El impresionismo musical se apartó con enorme inventiva de la armonía clásica e introdujo la disonancia y los acordes complejos en el menú cotidiano de la composición, lo que representa un antecedente obvio para ese revolucionario lenguaje del jazz (esa “música clásica del siglo XX”) al que le quedaban muy pocas décadas para nacer. Lechner y Saiz, experimentados ambos en mil batallas, hurgan en esas coincidencias para convertir a Satie en uno de los suyos, un fenómeno de simbiosis con un siglo de diferencia que causa conmoción por su naturalidad. Porque tanto Saiz (Gnosienne VI) como Lechner (Premiére pensée Rose Croix) encuentran incluso espacio para desarrollar pasajes solistas de cierta improvisación, como si el bueno de Éric Alfred Leslie Satie ya hubiera intuido en su día toda la gran revolución sonora que con el nuevo siglo se avecinaba al otro lado del Atlántico.

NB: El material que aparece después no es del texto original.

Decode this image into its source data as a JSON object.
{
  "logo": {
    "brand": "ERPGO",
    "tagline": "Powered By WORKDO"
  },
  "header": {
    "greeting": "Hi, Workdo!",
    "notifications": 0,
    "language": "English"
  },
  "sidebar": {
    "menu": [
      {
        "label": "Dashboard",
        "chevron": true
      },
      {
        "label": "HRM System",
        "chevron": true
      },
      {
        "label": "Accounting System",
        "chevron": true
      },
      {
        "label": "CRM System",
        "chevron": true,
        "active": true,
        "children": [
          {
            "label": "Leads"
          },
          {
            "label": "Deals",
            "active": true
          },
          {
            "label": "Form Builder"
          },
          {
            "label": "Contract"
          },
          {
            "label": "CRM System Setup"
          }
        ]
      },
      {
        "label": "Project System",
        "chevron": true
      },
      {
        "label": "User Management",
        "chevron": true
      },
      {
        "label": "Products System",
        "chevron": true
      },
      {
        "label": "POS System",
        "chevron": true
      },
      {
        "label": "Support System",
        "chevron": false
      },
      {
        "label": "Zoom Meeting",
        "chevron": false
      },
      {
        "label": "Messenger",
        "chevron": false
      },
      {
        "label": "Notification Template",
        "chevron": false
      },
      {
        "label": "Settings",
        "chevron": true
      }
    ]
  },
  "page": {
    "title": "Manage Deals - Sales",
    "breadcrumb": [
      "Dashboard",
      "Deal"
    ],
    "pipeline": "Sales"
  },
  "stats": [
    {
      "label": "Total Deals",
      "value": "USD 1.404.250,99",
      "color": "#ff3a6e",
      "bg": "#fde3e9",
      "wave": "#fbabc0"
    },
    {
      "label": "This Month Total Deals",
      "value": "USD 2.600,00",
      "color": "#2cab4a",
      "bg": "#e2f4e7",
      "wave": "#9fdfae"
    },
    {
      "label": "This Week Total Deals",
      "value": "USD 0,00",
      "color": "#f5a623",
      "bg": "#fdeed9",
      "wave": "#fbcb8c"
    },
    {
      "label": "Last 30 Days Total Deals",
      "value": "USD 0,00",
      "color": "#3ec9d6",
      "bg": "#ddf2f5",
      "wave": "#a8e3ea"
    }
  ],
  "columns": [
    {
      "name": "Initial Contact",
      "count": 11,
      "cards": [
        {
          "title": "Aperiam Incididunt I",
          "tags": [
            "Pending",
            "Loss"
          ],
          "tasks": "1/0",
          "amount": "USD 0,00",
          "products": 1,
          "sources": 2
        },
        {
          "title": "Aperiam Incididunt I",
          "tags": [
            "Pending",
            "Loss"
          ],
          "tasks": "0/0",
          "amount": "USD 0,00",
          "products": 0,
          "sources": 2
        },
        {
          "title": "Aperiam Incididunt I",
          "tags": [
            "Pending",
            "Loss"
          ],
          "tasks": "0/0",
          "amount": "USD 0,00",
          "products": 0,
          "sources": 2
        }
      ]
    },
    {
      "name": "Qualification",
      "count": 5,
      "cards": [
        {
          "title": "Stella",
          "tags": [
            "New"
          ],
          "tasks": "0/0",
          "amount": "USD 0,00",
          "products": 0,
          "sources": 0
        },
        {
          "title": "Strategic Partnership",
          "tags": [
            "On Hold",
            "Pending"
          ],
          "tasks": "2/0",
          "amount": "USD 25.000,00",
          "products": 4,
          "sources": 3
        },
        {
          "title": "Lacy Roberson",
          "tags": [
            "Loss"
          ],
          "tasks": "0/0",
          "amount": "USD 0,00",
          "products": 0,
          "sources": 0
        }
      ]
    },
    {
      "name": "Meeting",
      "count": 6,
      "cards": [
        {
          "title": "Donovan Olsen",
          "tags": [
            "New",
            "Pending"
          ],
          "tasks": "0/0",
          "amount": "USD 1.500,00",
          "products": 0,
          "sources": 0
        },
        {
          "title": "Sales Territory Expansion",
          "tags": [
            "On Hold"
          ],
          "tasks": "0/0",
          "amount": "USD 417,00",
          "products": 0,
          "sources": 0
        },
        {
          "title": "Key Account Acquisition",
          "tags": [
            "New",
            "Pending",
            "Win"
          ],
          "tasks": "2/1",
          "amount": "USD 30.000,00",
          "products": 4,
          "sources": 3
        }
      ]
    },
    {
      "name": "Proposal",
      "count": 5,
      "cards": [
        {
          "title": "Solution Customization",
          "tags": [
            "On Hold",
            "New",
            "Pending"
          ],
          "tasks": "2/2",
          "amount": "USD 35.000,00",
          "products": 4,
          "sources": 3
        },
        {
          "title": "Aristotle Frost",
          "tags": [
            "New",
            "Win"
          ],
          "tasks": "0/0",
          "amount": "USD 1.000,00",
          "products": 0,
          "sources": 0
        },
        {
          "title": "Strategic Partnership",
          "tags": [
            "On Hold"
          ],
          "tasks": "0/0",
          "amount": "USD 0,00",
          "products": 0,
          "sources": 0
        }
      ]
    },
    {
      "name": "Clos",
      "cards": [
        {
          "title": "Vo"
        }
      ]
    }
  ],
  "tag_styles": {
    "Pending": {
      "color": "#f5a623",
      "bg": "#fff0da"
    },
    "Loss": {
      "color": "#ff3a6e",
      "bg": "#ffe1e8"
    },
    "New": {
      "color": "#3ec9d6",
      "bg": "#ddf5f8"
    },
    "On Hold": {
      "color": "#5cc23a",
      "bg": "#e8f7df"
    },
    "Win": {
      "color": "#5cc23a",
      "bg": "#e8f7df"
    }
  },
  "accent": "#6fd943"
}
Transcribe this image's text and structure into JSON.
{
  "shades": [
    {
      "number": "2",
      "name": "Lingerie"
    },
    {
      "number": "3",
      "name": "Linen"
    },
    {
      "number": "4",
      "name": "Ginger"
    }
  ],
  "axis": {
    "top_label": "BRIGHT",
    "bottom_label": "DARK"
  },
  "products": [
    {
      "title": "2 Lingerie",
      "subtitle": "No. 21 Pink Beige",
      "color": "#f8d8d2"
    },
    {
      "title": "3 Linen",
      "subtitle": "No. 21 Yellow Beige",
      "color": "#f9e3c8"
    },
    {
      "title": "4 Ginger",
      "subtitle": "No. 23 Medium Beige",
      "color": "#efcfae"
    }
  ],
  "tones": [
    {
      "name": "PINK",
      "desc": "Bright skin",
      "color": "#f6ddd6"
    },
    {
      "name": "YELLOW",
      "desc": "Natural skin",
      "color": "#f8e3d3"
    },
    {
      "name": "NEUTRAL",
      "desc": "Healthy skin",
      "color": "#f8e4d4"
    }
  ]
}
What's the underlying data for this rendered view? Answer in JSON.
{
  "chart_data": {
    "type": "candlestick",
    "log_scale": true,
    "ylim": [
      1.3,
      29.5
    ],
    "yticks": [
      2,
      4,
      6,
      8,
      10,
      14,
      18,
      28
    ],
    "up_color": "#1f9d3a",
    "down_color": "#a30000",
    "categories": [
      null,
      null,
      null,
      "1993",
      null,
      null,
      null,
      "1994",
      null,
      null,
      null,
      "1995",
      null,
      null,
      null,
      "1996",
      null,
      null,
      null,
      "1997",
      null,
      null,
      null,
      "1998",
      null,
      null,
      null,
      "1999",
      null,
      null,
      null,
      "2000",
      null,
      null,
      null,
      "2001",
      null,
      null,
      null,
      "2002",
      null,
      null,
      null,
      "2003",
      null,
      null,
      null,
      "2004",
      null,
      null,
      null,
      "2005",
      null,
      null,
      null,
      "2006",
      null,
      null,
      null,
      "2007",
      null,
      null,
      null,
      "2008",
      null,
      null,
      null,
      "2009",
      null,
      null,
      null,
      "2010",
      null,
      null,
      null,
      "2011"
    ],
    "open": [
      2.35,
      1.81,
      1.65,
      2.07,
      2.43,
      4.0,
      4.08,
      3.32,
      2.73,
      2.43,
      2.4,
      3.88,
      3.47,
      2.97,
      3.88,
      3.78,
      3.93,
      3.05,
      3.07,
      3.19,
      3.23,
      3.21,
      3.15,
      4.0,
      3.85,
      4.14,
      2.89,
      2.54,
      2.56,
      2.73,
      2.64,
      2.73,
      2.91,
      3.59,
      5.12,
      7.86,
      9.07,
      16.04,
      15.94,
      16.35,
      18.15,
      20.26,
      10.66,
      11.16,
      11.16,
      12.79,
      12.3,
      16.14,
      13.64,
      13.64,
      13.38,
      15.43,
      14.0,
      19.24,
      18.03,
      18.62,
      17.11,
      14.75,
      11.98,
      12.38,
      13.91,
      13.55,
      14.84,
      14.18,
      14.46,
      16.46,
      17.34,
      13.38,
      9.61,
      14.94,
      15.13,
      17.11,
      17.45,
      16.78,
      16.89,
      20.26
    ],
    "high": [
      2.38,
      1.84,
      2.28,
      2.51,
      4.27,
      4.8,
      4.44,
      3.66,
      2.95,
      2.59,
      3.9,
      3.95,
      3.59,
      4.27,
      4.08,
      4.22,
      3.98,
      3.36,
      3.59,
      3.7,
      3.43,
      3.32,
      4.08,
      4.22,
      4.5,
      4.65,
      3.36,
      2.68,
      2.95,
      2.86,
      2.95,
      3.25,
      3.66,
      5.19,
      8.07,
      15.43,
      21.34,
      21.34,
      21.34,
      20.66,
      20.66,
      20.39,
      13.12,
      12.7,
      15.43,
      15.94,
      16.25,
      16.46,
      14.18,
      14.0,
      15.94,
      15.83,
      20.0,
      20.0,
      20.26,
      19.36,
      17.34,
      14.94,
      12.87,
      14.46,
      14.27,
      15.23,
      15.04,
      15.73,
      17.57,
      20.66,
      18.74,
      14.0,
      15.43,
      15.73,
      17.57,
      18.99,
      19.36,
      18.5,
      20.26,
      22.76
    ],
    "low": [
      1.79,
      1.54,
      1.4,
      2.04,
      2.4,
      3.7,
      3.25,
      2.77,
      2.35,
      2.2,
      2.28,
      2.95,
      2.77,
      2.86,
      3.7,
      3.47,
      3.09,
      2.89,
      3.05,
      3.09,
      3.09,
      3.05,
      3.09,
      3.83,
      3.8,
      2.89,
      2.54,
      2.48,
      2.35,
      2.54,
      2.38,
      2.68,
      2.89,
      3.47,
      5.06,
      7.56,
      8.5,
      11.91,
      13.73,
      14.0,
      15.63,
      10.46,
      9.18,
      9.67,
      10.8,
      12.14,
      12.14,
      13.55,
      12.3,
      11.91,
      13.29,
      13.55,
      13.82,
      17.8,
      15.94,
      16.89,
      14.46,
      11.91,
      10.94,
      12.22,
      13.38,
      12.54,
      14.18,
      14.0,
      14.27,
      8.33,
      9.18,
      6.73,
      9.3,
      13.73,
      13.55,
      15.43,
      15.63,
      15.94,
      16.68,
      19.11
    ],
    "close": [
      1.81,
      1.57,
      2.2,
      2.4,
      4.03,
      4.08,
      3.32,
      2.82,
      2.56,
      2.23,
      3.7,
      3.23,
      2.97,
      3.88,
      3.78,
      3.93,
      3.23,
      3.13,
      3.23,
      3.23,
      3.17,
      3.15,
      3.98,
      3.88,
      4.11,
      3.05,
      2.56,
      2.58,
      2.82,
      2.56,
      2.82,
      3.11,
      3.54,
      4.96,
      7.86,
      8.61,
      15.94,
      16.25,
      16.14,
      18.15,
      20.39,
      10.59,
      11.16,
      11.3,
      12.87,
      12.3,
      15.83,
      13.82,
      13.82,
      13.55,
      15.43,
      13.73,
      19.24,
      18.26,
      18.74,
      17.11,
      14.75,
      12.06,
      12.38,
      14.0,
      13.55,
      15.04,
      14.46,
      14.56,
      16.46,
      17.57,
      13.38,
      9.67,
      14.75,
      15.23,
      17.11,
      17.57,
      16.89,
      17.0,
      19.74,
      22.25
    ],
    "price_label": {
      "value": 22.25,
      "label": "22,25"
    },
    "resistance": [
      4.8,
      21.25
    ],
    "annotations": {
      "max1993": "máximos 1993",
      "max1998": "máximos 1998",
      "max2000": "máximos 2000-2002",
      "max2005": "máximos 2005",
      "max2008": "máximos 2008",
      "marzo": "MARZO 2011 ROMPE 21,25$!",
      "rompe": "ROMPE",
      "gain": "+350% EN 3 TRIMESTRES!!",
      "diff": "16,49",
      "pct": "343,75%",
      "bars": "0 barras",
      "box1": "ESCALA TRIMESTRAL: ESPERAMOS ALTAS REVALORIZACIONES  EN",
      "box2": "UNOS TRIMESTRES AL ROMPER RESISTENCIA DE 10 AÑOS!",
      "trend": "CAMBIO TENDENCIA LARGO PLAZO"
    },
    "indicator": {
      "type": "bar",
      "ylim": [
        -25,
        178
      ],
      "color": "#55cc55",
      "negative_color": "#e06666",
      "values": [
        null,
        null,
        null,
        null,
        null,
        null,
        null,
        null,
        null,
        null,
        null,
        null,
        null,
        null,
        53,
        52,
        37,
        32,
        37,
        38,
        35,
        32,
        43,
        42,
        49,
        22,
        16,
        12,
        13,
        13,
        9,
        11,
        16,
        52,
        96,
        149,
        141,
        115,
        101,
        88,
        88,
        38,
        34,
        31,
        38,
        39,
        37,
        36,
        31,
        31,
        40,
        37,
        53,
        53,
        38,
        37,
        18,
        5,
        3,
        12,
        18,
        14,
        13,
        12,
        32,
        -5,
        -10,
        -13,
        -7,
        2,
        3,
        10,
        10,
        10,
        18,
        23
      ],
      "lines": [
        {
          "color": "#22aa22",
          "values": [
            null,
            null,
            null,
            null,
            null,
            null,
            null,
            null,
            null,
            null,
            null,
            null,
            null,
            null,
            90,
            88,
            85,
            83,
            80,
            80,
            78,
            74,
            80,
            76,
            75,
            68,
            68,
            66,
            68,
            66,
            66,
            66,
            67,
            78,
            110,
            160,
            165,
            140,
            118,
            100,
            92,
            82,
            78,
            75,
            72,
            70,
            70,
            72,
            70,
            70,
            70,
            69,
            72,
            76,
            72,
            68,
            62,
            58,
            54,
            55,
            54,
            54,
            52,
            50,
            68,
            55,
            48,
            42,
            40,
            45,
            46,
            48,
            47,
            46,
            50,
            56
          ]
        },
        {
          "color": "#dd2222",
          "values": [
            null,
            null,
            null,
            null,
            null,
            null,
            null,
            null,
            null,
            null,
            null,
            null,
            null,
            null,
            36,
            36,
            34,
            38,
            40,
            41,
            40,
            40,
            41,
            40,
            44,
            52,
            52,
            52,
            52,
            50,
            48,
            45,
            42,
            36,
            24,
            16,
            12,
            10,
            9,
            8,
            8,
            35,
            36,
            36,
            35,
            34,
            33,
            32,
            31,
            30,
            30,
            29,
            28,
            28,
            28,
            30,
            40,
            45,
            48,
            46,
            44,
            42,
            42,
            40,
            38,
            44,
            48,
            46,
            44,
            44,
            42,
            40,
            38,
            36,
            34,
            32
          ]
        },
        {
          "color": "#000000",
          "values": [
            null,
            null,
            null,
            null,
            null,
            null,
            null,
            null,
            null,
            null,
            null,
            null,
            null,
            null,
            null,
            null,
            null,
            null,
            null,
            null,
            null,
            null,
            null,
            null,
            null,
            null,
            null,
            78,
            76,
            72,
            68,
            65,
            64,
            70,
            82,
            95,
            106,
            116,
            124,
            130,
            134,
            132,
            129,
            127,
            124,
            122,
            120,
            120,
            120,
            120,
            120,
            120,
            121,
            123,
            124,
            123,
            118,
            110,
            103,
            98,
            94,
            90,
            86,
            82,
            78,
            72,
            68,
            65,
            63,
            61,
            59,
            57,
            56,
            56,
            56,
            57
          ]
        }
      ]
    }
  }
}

El cantautor gaditano Javier Ruibal se incorpora a la ceremonia con una de las aportaciones más hermosas de Satie for two, al dotar de letra y voz a la Gnossienne III. Se trata de un aliado con experiencia y legitimidad en estas lides, puesto que ya había hecho lo propio exprimiendo las cadencias arábigas de la Gnossienne I para convertirla en La flor de Estambul, una de las piezas angulares de su repertorio. Por lo demás, y al margen de unos pocos recitados puntuales en francés y de unos sutiles efectos en el piano para D’holothurie, el tándem Saiz/Lechner se basta para sostener el discurso y mantener el interés con el mero sustento de las seis cuerdas y las 88 teclas. Hay incursiones en el Satie más palaciego y melódico (Valse ballet, Petite ouverture à danser), pero también en el ingenioso deconstructor de Le tango perpétuel o en el buscador de parajes etéreos e inexplorados que sugiere Chorale inappétissant. Toda una aventura, desde la perspectiva de los creadores y para el oyente. Y también, sobre todo, un considerable hallazgo.